Autre crainte de l’AIEA : les impacts non-intentionnels de missiles ou de tirs sur les infrastructures. Entre le 26 et le 27 février, des missiles ont touché le site d’une installation de stockage définitif de déchets faiblement radioactifs à Kyiv, et un autre à Kharkiv, à l’est du pays. Dans les deux cas, aucun rejet radioactif n’a été détecté. Pour le directeur de l’AIEA, « ces deux incidents mettent en évidence le risque très réel que des installations contenant des matières radioactives subissent des dommages pendant le conflit, avec des conséquences potentiellement graves pour la santé humaine et l’environnement. »

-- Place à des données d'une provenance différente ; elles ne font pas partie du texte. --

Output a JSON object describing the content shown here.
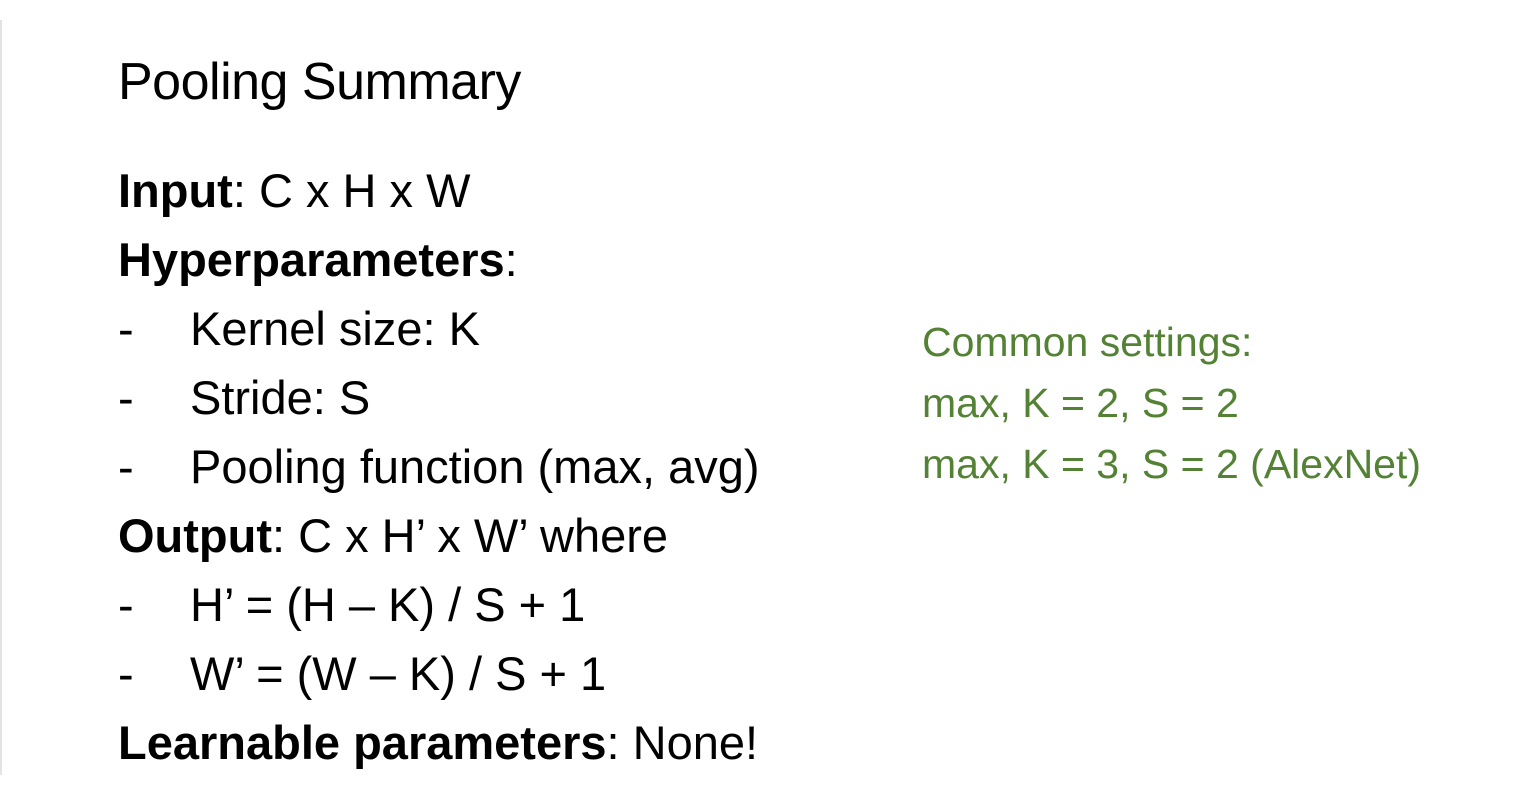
{
  "slide": {
    "title": "Pooling Summary",
    "input_label": "Input",
    "input_value": ": C x H x W",
    "hyper_label": "Hyperparameters",
    "hyper_value": ":",
    "hyper_items": [
      "Kernel size: K",
      "Stride: S",
      "Pooling function (max, avg)"
    ],
    "output_label": "Output",
    "output_value": ": C x H’ x W’ where",
    "output_items": [
      "H’ = (H – K) / S + 1",
      "W’ = (W – K) / S + 1"
    ],
    "learnable_label": "Learnable parameters",
    "learnable_value": ": None!",
    "bullet": "-"
  },
  "side_note": {
    "color": "#548235",
    "heading": "Common settings:",
    "lines": [
      "max, K = 2, S = 2",
      "max, K = 3, S = 2 (AlexNet)"
    ]
  }
}
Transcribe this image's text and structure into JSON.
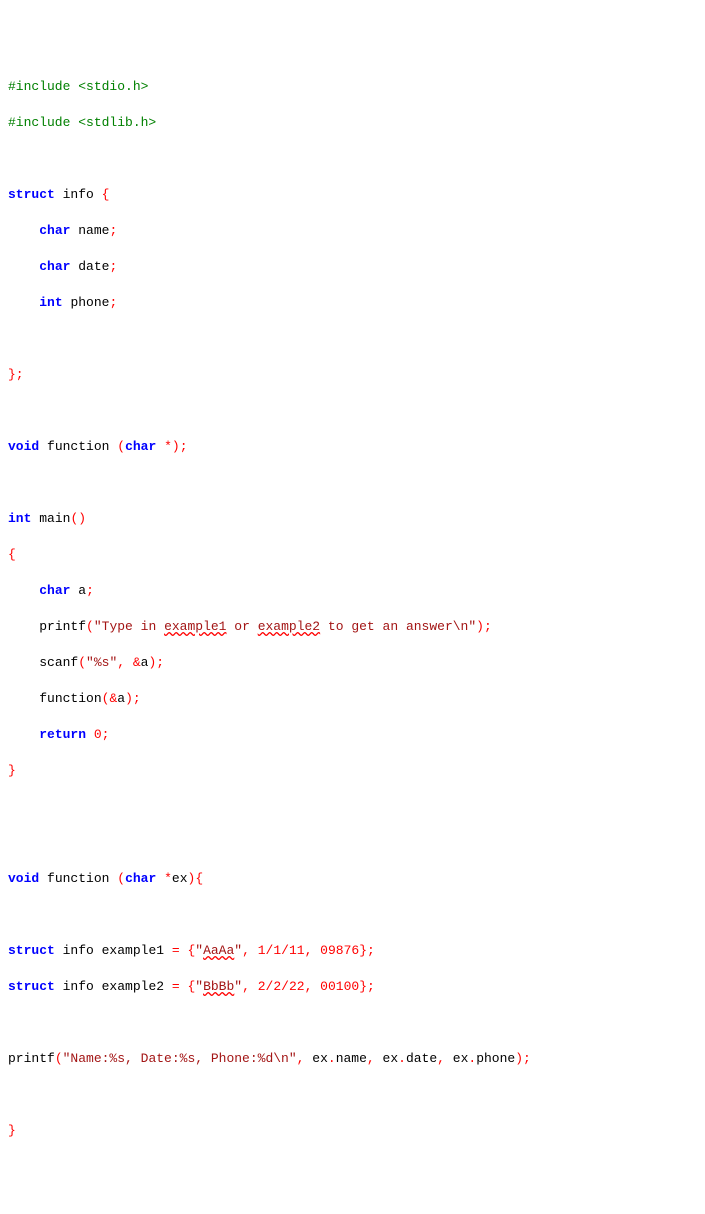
{
  "code": {
    "l1": {
      "pre_hash": "#include ",
      "pre_hdr": "<stdio.h>"
    },
    "l2": {
      "pre_hash": "#include ",
      "pre_hdr": "<stdlib.h>"
    },
    "l4": {
      "kw1": "struct",
      "sp": " ",
      "id": "info ",
      "pun": "{"
    },
    "l5": {
      "indent": "    ",
      "kw": "char",
      "sp": " ",
      "id": "name",
      "pun": ";"
    },
    "l6": {
      "indent": "    ",
      "kw": "char",
      "sp": " ",
      "id": "date",
      "pun": ";"
    },
    "l7": {
      "indent": "    ",
      "kw": "int",
      "sp": " ",
      "id": "phone",
      "pun": ";"
    },
    "l9": {
      "pun": "};"
    },
    "l11": {
      "kw1": "void",
      "sp1": " ",
      "id": "function ",
      "pun1": "(",
      "kw2": "char",
      "sp2": " ",
      "pun2": "*);"
    },
    "l13": {
      "kw": "int",
      "sp": " ",
      "id": "main",
      "pun": "()"
    },
    "l14": {
      "pun": "{"
    },
    "l15": {
      "indent": "    ",
      "kw": "char",
      "sp": " ",
      "id": "a",
      "pun": ";"
    },
    "l16": {
      "indent": "    ",
      "id": "printf",
      "pun1": "(",
      "str1": "\"Type in ",
      "sq1": "example1",
      "str2": " or ",
      "sq2": "example2",
      "str3": " to get an answer\\n\"",
      "pun2": ");"
    },
    "l17": {
      "indent": "    ",
      "id": "scanf",
      "pun1": "(",
      "str": "\"%s\"",
      "pun2": ", &",
      "id2": "a",
      "pun3": ");"
    },
    "l18": {
      "indent": "    ",
      "id": "function",
      "pun1": "(&",
      "id2": "a",
      "pun2": ");"
    },
    "l19": {
      "indent": "    ",
      "kw": "return",
      "sp": " ",
      "num": "0",
      "pun": ";"
    },
    "l20": {
      "pun": "}"
    },
    "l23": {
      "kw1": "void",
      "sp1": " ",
      "id": "function ",
      "pun1": "(",
      "kw2": "char",
      "sp2": " ",
      "pun2": "*",
      "id2": "ex",
      "pun3": "){"
    },
    "l25": {
      "kw1": "struct",
      "sp1": " ",
      "id1": "info example1 ",
      "pun1": "= {",
      "str": "\"",
      "sq": "AaAa",
      "str2": "\"",
      "pun2": ", ",
      "num1": "1",
      "pun3": "/",
      "num2": "1",
      "pun4": "/",
      "num3": "11",
      "pun5": ", ",
      "num4": "09876",
      "pun6": "};"
    },
    "l26": {
      "kw1": "struct",
      "sp1": " ",
      "id1": "info example2 ",
      "pun1": "= {",
      "str": "\"",
      "sq": "BbBb",
      "str2": "\"",
      "pun2": ", ",
      "num1": "2",
      "pun3": "/",
      "num2": "2",
      "pun4": "/",
      "num3": "22",
      "pun5": ", ",
      "num4": "00100",
      "pun6": "};"
    },
    "l28": {
      "id": "printf",
      "pun1": "(",
      "str": "\"Name:%s, Date:%s, Phone:%d\\n\"",
      "pun2": ", ",
      "id1": "ex",
      "pun3": ".",
      "id2": "name",
      "pun4": ", ",
      "id3": "ex",
      "pun5": ".",
      "id4": "date",
      "pun6": ", ",
      "id5": "ex",
      "pun7": ".",
      "id6": "phone",
      "pun8": ");"
    },
    "l30": {
      "pun": "}"
    }
  }
}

Des sites nucléaires très stratégiques
Au-delà des risques, quels sont les enjeux stratégiques qui ont poussé les troupes russes à s’approcher de la centrale de Zaporijia ? L’intérêt est, entre autres, celui de l’approvisionnement en électricité. Pour Michaël Mangeon, « contrôler Zaporijia, c’est potentiellement exercer un moyen de pression supplémentaire, car ses six réacteurs fournissent un cinquième de l’électricité produite en Ukraine. »

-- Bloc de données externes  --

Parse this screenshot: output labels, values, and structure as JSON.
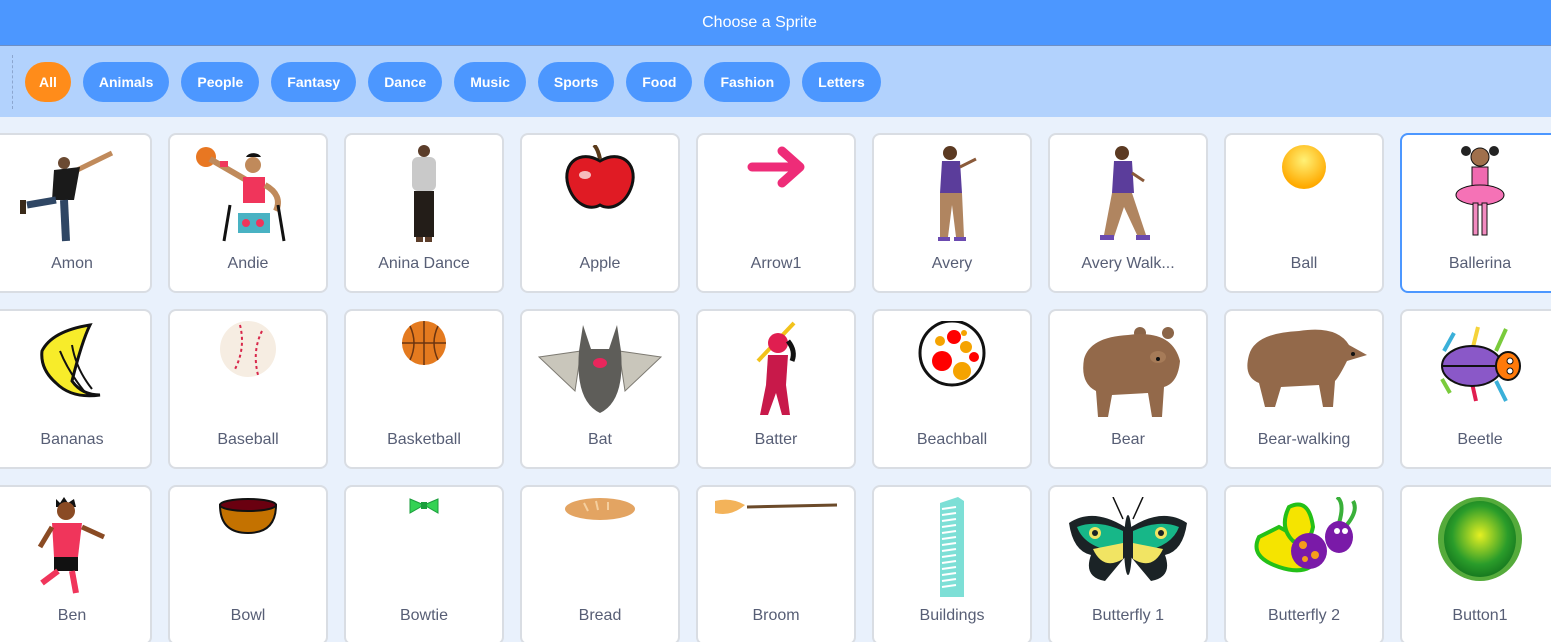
{
  "header": {
    "title": "Choose a Sprite"
  },
  "filters": [
    {
      "label": "All",
      "active": true
    },
    {
      "label": "Animals",
      "active": false
    },
    {
      "label": "People",
      "active": false
    },
    {
      "label": "Fantasy",
      "active": false
    },
    {
      "label": "Dance",
      "active": false
    },
    {
      "label": "Music",
      "active": false
    },
    {
      "label": "Sports",
      "active": false
    },
    {
      "label": "Food",
      "active": false
    },
    {
      "label": "Fashion",
      "active": false
    },
    {
      "label": "Letters",
      "active": false
    }
  ],
  "colors": {
    "header": "#4c97ff",
    "filterbar": "#b2d2fd",
    "active_filter": "#ff8c1a",
    "filter": "#4c97ff",
    "hover_border": "#4c97ff"
  },
  "sprites": [
    {
      "name": "Amon",
      "icon": "dancer-person-icon"
    },
    {
      "name": "Andie",
      "icon": "wheelchair-basketball-player-icon"
    },
    {
      "name": "Anina Dance",
      "icon": "standing-person-icon"
    },
    {
      "name": "Apple",
      "icon": "apple-icon"
    },
    {
      "name": "Arrow1",
      "icon": "arrow-right-icon"
    },
    {
      "name": "Avery",
      "icon": "girl-standing-icon"
    },
    {
      "name": "Avery Walk...",
      "icon": "girl-walking-icon"
    },
    {
      "name": "Ball",
      "icon": "ball-icon"
    },
    {
      "name": "Ballerina",
      "icon": "ballerina-icon",
      "hover": true
    },
    {
      "name": "Bananas",
      "icon": "bananas-icon"
    },
    {
      "name": "Baseball",
      "icon": "baseball-icon"
    },
    {
      "name": "Basketball",
      "icon": "basketball-icon"
    },
    {
      "name": "Bat",
      "icon": "bat-icon"
    },
    {
      "name": "Batter",
      "icon": "batter-icon"
    },
    {
      "name": "Beachball",
      "icon": "beachball-icon"
    },
    {
      "name": "Bear",
      "icon": "bear-icon"
    },
    {
      "name": "Bear-walking",
      "icon": "bear-walking-icon"
    },
    {
      "name": "Beetle",
      "icon": "beetle-icon"
    },
    {
      "name": "Ben",
      "icon": "boy-running-icon"
    },
    {
      "name": "Bowl",
      "icon": "bowl-icon"
    },
    {
      "name": "Bowtie",
      "icon": "bowtie-icon"
    },
    {
      "name": "Bread",
      "icon": "bread-icon"
    },
    {
      "name": "Broom",
      "icon": "broom-icon"
    },
    {
      "name": "Buildings",
      "icon": "building-icon"
    },
    {
      "name": "Butterfly 1",
      "icon": "butterfly-icon"
    },
    {
      "name": "Butterfly 2",
      "icon": "butterfly-bug-icon"
    },
    {
      "name": "Button1",
      "icon": "green-button-icon"
    }
  ]
}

Pour Thierry Salomon, spécialiste en énergies et co-fondateur du collectif NégaWatt, cet épisode met en lumière les faiblesses du modèle nucléaire. « La prise possible des six réacteurs de la centrale nucléaire de Zaporijia par les Russes montre que l’énergie nucléaire civile, par son extrême centralisation et sa vulnérabilité, est aussi un vrai point de fragilité en cas de conflit », a‑t-il jugé mercredi dans un tweet.
Zaporijia, c’est aussi un lieu stratégique pour l’avancée des troupes russes. Les centrales nucléaires se distinguent des autres sites de production d’énergie (pétrole, charbon), car elles constituent des « nœuds de voies de communication, avec des routes larges et des lignes ferroviaires, et s’il faut assurer de la logistique lourde pour le conflit, il y a besoin de ferroviaire », explique Teva Meyer.
L’Ukraine possède quatre centrales nucléaires sur son territoire, pour 15 réacteurs en fonctionnement — Zaporijia en comptant déjà six. Les autres sites plus à l’ouest ne sont, pour le moment, pas sur des zones de combats, mais la situation évolue très rapidement. Lieu d’un immense accident nucléaire en 1986, le site de Tchernobyl, dont tous les réacteurs sont à l’arrêt depuis 2000, est également sous étroite surveillance. Il fut le premier pris par les troupes russes le 24 février dernier et le personnel de la centrale n’a pas été remplacé depuis. L’AIEA a fait part de la demande d’assistance immédiate de la part de l’Ukraine pour coordonner les activités relatives à la sûreté de Tchernobyl et des autres installations nucléaires.